What does Yirmeyahu say? 'Woe to him that builds his house by unrighteousness, and his chambers by injustice; that uses his neighbor's service without wages, and give him not for his hire; that says, I will build me a wide house with large upper chambers, etc.' The prophet accuses the king that in that exceedingly grave and difficult time in the land, he is not deterred from bringing in forced laborers and building a grand royal house, setting up a wide house, with large upper chambers, a grand palace, 'and cuts him out windows, and it is covereed with rafters of cedar, and painted with vermilion.' Is it too bold to suggest that the window railings found in the excavations belong to the windows described here by the prophet? On the white limestone there are preserved traces of red paint – vermilion – and at the top, as stated, holes for connecting wooden walls – rafters of cedar. In the recent excavations in Be'er-Sheva, many cedar artifacts, brought most certainly from Lebanon, were found in the royal construction from the days of Uziyahu." For his full remarks, see: http://lib.cet.ac.il/pages/item.asp?item=7675.

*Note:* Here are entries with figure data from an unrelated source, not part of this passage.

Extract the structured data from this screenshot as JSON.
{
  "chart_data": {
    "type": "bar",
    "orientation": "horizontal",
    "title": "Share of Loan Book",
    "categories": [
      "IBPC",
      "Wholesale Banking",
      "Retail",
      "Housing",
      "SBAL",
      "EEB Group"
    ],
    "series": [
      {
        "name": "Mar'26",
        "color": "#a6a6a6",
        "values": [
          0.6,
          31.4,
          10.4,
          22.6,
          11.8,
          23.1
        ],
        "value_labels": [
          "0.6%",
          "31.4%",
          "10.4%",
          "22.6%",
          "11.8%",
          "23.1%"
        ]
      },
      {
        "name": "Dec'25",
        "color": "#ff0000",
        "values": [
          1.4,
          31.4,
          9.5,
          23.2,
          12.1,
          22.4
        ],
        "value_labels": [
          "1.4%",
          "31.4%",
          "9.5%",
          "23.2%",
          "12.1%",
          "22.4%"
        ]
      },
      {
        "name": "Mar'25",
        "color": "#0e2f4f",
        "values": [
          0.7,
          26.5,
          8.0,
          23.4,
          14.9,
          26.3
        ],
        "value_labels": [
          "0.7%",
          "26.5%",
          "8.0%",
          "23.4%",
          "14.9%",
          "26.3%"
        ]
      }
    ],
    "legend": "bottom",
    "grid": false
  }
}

[10] The word "yad" is repeated five times in this section, the first time in connection with the hand of God, and the next four times in reference to the hand of the Babylonian enemies.

[11] That is to say, is Yekhonya a broken and despicable vessel that is beyond repair, and is thrown carelessly into the trash?

[12] The midrash describes Yekhonya's repentance in his prison cell in Babylonia. See Vayikra Rabba 19.

[13] A similar expression is used in connection with David in I Shemuel 18:14: "And David succeeded in all his ways."

[14] The prophecy of rebuke directed against Yehoyakim also opened with the word "hoy," woe: "Woe to him who builds his house by unrighteousness."

[15] Alternatively, it is possible that the prophecy was delivered after Tzidkiyahu failed, and Yirmeyahu wished to offer an alternative to him. That is to say, as opposed to Tzidkiyahu, who did not live up to his name and failed to do justice in his land, the future Messiah will indeed act in this manner. See Da'at Mikra commentary to Yirmeyahu, p. 291.